Güncelleme Tarihi:
Tefrika halinde Güneydoğu izlenimleri ve aylardır aynı tempoda devam eden dinci terör yüzünden, biri ordu, diğeri dinle ilgili iki haberin üzerine mal bulmuş Mağribli gibi atılmam kaçınılmazdı.
Haberlerin her ikisi de Le Monde Gazetesi'nden ve durumu gayet güzel özetliyorlar: Avrupa'da asker ve papaz nüfusu giderek azalıyor.
İngiltere'de Majestelerinin ordusunda tam beş bin açık var.
İşin ilginç yönü, ordunun içine düştüğü acıklı durum, İngiliz hükümetlerinin işsizliğin kökünü kazımasından kaynaklanıyor.
İşsizlik oranının yüksek olduğu yıllarda orduya kaydolmak isteyenler kuyruktaymış. İşsizlik oranı düşünce orduda işler kesatlaşmış.
Orduyu cazip hale getirecek çarelerin hiçbiri işe yaramayınca tek umut bildiğimiz ‘‘pub’’lara kalmış.

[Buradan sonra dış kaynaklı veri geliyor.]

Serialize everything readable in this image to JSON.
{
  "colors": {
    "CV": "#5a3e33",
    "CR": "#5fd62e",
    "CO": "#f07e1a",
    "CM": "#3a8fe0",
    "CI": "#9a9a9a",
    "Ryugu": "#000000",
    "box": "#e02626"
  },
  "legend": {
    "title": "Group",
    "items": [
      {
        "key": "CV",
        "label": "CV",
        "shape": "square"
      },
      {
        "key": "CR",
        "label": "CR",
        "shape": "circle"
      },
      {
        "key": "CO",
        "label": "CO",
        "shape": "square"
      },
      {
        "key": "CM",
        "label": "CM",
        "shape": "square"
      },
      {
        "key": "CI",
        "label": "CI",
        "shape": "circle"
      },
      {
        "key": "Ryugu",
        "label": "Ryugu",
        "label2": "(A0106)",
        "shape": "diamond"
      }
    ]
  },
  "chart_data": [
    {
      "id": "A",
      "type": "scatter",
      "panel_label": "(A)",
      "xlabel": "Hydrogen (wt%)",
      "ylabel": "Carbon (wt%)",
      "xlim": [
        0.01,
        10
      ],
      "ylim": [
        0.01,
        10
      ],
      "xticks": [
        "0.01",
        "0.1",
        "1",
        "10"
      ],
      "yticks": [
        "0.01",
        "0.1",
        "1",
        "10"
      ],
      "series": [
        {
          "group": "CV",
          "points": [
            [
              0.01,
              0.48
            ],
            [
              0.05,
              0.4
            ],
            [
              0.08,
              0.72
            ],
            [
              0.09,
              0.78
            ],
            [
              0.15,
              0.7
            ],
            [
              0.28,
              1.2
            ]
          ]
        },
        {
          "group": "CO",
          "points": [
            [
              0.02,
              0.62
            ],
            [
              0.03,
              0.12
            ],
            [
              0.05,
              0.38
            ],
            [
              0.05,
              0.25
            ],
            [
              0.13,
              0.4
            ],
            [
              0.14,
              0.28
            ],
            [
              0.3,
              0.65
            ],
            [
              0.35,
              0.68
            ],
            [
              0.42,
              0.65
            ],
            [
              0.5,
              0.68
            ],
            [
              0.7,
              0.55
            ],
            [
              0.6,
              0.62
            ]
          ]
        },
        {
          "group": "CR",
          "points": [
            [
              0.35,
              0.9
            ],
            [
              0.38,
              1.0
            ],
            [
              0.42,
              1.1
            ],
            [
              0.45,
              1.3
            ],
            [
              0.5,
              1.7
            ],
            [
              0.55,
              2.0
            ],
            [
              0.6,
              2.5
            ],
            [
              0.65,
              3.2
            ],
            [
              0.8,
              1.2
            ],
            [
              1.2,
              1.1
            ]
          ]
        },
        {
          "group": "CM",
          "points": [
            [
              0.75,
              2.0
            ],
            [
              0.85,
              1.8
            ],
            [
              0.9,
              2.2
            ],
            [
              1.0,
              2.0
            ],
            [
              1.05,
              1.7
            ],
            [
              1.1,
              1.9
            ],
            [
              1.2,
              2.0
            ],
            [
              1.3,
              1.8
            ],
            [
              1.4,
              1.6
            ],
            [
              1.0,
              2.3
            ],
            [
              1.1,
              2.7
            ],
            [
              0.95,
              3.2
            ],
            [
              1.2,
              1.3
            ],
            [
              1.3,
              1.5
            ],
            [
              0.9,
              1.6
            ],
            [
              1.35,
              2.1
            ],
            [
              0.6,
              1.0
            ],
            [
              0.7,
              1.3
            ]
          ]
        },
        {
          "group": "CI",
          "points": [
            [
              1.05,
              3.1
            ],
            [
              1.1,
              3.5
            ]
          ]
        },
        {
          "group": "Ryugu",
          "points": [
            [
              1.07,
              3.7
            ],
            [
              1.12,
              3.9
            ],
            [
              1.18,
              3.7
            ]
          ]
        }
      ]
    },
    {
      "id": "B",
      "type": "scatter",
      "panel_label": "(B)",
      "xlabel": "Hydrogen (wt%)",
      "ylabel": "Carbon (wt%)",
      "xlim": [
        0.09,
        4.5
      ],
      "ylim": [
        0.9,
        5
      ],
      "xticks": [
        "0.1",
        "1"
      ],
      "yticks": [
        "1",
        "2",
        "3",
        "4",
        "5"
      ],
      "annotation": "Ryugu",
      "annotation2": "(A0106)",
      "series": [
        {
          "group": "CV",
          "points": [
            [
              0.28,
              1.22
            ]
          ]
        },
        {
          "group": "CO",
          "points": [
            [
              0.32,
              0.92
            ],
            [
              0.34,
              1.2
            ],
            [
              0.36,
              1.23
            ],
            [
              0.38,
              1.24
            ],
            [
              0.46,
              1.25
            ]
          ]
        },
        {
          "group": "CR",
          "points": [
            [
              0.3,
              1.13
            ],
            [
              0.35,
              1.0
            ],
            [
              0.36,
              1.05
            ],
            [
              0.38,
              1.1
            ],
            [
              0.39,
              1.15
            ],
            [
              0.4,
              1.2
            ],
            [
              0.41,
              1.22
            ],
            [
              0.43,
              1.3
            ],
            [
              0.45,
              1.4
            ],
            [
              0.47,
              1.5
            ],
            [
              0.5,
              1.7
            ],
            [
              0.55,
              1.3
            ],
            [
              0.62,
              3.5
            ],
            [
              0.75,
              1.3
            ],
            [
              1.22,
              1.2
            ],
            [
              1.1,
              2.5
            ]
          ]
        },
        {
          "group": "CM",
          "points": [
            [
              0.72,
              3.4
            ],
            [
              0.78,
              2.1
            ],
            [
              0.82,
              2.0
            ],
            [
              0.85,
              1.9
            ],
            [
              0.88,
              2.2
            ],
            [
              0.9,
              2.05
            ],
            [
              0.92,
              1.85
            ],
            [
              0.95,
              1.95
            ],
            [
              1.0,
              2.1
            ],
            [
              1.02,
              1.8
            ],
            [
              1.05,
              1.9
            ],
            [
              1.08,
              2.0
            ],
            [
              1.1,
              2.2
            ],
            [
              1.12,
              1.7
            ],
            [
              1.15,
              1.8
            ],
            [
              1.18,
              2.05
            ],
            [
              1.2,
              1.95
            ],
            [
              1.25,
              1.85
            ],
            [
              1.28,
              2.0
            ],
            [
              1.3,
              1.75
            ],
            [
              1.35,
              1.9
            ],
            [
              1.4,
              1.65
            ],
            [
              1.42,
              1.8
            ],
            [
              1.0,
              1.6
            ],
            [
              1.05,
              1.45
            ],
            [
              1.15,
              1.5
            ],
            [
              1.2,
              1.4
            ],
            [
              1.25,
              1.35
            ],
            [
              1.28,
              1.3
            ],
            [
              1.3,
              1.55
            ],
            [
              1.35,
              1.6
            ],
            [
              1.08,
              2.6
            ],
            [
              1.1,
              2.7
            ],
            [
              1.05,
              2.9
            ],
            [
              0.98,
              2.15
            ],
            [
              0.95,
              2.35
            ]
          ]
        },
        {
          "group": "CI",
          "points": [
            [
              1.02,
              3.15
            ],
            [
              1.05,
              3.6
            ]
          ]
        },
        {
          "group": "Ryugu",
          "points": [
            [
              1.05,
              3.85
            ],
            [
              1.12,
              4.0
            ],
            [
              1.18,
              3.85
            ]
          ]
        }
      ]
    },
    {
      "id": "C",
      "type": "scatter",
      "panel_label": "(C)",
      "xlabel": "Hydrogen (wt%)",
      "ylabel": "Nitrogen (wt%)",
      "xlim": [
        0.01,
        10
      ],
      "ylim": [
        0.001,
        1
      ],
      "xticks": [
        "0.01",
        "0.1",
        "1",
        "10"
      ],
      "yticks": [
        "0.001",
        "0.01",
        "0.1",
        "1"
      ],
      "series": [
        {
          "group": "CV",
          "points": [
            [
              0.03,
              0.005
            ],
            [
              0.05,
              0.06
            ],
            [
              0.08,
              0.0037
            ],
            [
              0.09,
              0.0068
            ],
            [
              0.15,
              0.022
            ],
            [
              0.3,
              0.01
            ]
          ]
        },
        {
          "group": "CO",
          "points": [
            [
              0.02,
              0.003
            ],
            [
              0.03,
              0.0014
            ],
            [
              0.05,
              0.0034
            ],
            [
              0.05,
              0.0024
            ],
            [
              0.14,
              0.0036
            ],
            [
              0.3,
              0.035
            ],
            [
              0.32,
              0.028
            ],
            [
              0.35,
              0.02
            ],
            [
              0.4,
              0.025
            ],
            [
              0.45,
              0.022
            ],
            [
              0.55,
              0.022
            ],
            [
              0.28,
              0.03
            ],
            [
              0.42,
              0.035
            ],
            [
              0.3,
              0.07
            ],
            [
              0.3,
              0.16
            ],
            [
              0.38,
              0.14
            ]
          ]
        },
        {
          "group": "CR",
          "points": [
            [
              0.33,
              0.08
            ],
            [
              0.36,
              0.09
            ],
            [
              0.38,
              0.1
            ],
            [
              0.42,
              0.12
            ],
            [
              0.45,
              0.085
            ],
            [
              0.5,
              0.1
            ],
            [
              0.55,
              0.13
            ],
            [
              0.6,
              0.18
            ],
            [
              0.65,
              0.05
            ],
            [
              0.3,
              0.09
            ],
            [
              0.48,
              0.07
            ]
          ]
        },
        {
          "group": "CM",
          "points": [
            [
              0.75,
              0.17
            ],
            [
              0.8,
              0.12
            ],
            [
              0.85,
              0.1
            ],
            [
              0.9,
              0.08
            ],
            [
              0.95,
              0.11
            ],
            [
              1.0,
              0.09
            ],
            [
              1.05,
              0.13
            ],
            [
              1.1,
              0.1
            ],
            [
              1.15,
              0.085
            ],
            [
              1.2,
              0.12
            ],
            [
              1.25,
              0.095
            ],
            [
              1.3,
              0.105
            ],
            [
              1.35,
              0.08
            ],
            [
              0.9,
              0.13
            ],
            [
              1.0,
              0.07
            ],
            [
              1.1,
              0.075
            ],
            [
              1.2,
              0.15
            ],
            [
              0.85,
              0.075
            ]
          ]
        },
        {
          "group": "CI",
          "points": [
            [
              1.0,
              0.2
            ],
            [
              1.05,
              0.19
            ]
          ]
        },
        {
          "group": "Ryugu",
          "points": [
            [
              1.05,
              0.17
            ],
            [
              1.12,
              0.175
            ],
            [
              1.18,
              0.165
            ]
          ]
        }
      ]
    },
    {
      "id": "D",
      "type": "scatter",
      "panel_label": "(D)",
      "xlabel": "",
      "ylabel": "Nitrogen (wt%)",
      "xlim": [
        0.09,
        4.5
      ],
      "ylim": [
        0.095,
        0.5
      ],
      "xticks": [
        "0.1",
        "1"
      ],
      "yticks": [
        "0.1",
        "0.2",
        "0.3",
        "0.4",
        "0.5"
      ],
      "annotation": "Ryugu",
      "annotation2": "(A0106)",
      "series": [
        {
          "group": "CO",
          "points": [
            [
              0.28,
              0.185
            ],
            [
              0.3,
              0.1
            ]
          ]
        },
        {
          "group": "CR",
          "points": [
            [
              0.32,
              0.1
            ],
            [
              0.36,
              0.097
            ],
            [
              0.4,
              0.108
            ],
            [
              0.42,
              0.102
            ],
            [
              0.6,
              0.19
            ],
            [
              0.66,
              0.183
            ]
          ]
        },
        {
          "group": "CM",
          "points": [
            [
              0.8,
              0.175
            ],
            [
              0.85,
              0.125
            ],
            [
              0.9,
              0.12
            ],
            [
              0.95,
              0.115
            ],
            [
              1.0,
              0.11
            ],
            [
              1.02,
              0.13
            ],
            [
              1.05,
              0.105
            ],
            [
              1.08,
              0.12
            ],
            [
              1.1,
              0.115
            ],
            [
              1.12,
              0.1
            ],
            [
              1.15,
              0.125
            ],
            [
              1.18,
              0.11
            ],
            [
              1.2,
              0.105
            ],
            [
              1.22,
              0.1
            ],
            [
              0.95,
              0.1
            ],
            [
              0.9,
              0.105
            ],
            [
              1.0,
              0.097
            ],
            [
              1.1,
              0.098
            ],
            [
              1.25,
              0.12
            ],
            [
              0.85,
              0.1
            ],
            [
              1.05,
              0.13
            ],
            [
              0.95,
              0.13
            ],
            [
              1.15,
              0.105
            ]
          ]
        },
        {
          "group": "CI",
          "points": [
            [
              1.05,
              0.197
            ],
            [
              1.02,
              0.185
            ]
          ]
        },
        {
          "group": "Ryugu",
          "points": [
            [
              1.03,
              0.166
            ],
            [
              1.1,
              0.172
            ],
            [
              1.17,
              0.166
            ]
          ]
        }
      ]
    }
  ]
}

Şimdi İngiltere'de ne yapılıyor biliyor musunuz?
Gönüllü çavuşlar ‘‘pub’’lara gidip, biralarını yudumlarken askerliğin erdemleri üzerine ahkâm kesiyorlar. Gözlerine kestirdikleri asker adaylarını tavlamayı başardıkları takdirde kendilerine belirli bir prim ödeniyor.
Tabii işin içine prim girince işlerini bayağı ciddiye alıyorlar.
Arada sırada küçük yayın organlarına ilan veriyorlar.
Bedava dağıtılan ‘‘Evsizler Gazetesi’’ bunlardan biri. Ancak bu gazetede ilanı okuyup orduya kaydolanlar da ayrı bir dert.
İngiliz Ordusu, üst düzey askeri bir yetkilinin ‘‘karton kutularda uyuyan alkolikler’’ diye tarif ettiği evsizlere bel bağlarsa gerisini artık siz düşünün.
Gelelim ikinci firarilere yani papazlara.
Avrupa ülkeleri arasında en umutsuz tablo Fransa'da.
Son verilere göre, 1965 yılında 40 bin dolayında olan papaz sayısı 25 bine düşmüş. (Türkiye'deki din adamı sayısını merak edenlere küçük bir bilgi: İmam sayısı 61 bin).
Fransızlar 10 yıl içersinde bu rakamın 10 bine düşeceğini hesaplıyorlar; çünkü her yıl sadece 100 genç din adamı olurken, bunun sekiz misli yaşlı papaz dünyaya veda ediyor. Yani bu durumda bile, papaz sınıfı dinozorlaşırken, kiliselerin çoğu din adamı eksikliğinden kapılarına kilit asmış.
Fransız Kilisesi'nin papaz açığını gidermek için bulduğu çareye- din adamı olmayanların da din eğitimi, kiliselerin canlandırılması gibi işlerle ilgilenmesi- Vatikan karşı çıkıyor.
Fransız Kilisesi ile Vatikan birbirlerini yiyedursun, son kitabı ‘‘Asinin Politikası’’ fırtınalar kopartan hedonist felsefeci Michel Onfray bakın ne diyor: ‘‘Hıristiyanlığın suyu çıktı. Papa'nın da öyle. Marksistlerin durumu içler acısı, komünistlerin sesi çıkmıyor. Sahip olduğumuz tek ve mutlak zenginlik iki hiçlik arasındaki bedenimiz’’.